Cisjordanie : récolter malgré les colons

Léonore et Pierre se sont rendus en Cisjordanie, gouvernorat de Ramallah, dans le cadre d'une mission de l'Union des comités de travail agricole (UAWC). Ils ont aidé aux travaux agricoles et étaient en première ligne pour documenter la violence des colons israéliens qui n'en finissent plus de s'accaparer les terres en semant la terreur. Récit. « Mustawtiniiin ! » Se redressant, Layla* se fige un instant dans sa robe longue, puis nous fait signe de nous dépêcher. Les garçons perchés dans (…)

- CQFD n°243 (juillet-août 2025)
Texte intégral (2047 mots)

Léonore et Pierre se sont rendus en Cisjordanie, gouvernorat de Ramallah, dans le cadre d'une mission de l'Union des comités de travail agricole (UAWC). Ils ont aidé aux travaux agricoles et étaient en première ligne pour documenter la violence des colons israéliens qui n'en finissent plus de s'accaparer les terres en semant la terreur. Récit.
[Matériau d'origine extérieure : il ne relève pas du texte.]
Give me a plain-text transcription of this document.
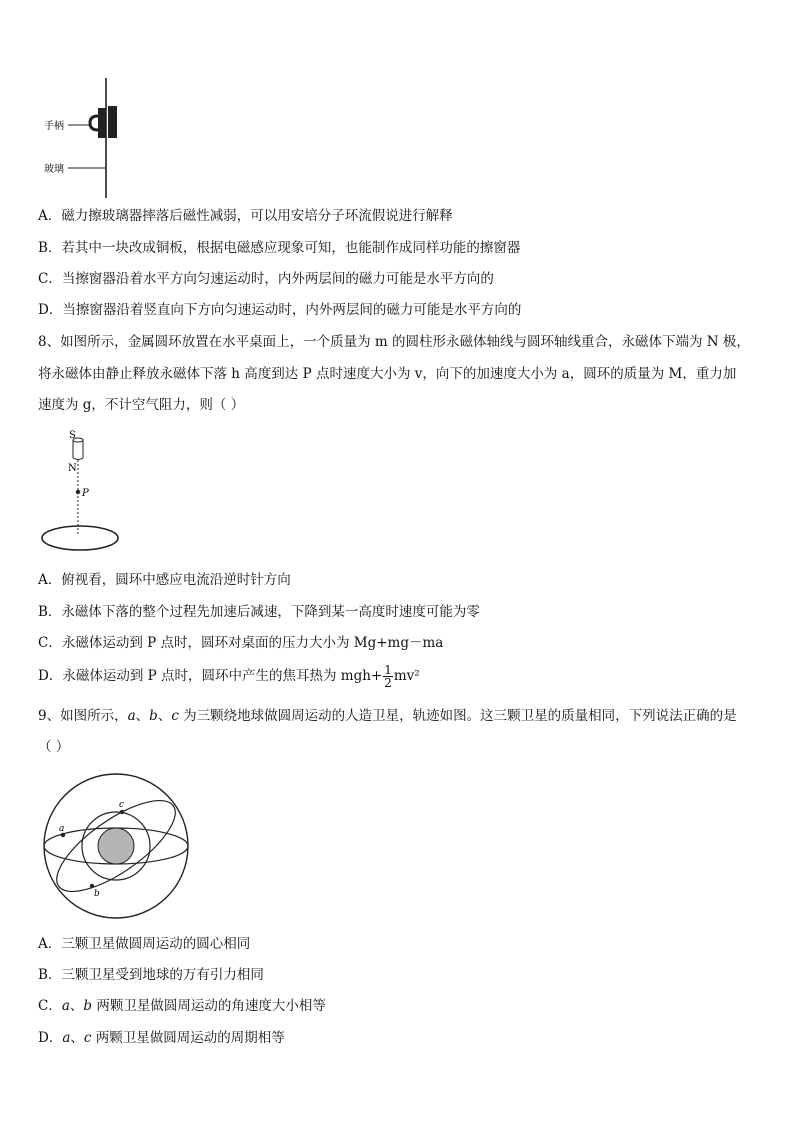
手柄
玻璃
A．磁力擦玻璃器摔落后磁性减弱，可以用安培分子环流假说进行解释
B．若其中一块改成铜板，根据电磁感应现象可知，也能制作成同样功能的擦窗器
C．当擦窗器沿着水平方向匀速运动时，内外两层间的磁力可能是水平方向的
D．当擦窗器沿着竖直向下方向匀速运动时，内外两层间的磁力可能是水平方向的
8、如图所示，金属圆环放置在水平桌面上，一个质量为 m 的圆柱形永磁体轴线与圆环轴线重合，永磁体下端为 N 极，
将永磁体由静止释放永磁体下落 h 高度到达 P 点时速度大小为 v，向下的加速度大小为 a，圆环的质量为 M，重力加
速度为 g，不计空气阻力，则（ ）
S
N
P
A．俯视看，圆环中感应电流沿逆时针方向
B．永磁体下落的整个过程先加速后减速，下降到某一高度时速度可能为零
C．永磁体运动到 P 点时，圆环对桌面的压力大小为 Mg+mg－ma
D．永磁体运动到 P 点时，圆环中产生的焦耳热为 $mgh+ \frac{1}{2} mv^2$
9、如图所示，a、b、c 为三颗绕地球做圆周运动的人造卫星，轨迹如图。这三颗卫星的质量相同，下列说法正确的是
（ ）
a
c
b
A．三颗卫星做圆周运动的圆心相同
B．三颗卫星受到地球的万有引力相同
C．a、b 两颗卫星做圆周运动的角速度大小相等
D．a、c 两颗卫星做圆周运动的周期相等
« Mustawtiniiin ! »1 Se redressant, Layla* se fige un instant dans sa robe longue, puis nous fait signe de nous dépêcher. Les garçons perchés dans les arbres descendent en laissant tomber les olives sur les bâches. Tout semble pourtant calme ce matin, sur les terrasses plantées d'oliviers noueux. Mais on se rend vite compte que quelque chose ne va pas. Sur les hauteurs, des éclats de voix se font entendre, puis la sirène d'un mégaphone. Il faut charger les lourds sacs de jute sur les épaules et décamper au plus vite, en essayant de ne pas se casser la figure sur les cailloux. Pendant ce temps, d'autres rangent les câbles des machines et récupèrent les batteries. Layla, une échelle sur l'épaule gauche, empoigne un sac de la main droite et marche d'un pas régulier vers la piste en contrebas. Tout le matériel est empilé à la hâte dans le pick-up. Les voix se rapprochent mais personne n'est encore visible, alors on en profite pour retourner en vitesse récupérer les bâches qui contiennent la récolte de ce matin. Quand les colons, fusils en bandoulière, apparaissent entre les arbres, Yanis, le mari de Layla, a déjà démarré. Entassés dans le pick-up, on disparaît rapidement. Layla a l'air satisfaite. Cela fait trois jours que les milicien·nes nous chassent quotidiennement de cette oliveraie, qui appartient à sa famille. Malgré leurs intimidations, ils n'ont pas réussi à voler du matériel, et on a quasiment pu finir la récolte sous leur nez.

Résister par le « Sumud »
Ce qui détermine la qualité des récoltes, davantage que la météo et les insectes ravageurs, c'est l'arbitraire de l'armée d'occupation et des colons qui entourent le village

Nous sommes en Cisjordanie, dans le gouvernorat de Ramallah. Ici, comme dans toute la Palestine, les paysan·nes doivent affronter d'autres aléas que ceux inhérents aux travaux agricoles. Ce qui détermine la qualité des récoltes, davantage que la météo et les insectes ravageurs, c'est l'arbitraire de l'armée d'occupation et des colons qui entourent leur village. Mais comme les autres agriculteurs et agricultrices que nous avons rencontrés, Layla est déterminée à rester sur sa terre coûte que coûte. Cette volonté de protéger la terre en refusant de partir est désignée sous le terme de « sumud ». C'est un axe essentiel de la lutte pour la libération de la Palestine. Et si l'Union des comités de travail agricole (UAWC) a été créée en 1986, c'était justement pour soutenir cette résistance agricole. Une de ses campagnes consiste à faire venir des volontaires internationaux comme nous. On aide aux travaux agricoles en échange du gîte et du couvert. Nos passeports rouges et nos faciès sont censés réduire l'intensité de la violence coloniale. Cette ONG palestinienne appuie également les paysan·nes pour la construction d'infrastructures agricoles : serres, chemins… L'UAWC promeut l'agroécologie comme stratégie pour atteindre la souveraineté alimentaire et se passer des semences, engrais et pesticides vendus par la puissance occupante.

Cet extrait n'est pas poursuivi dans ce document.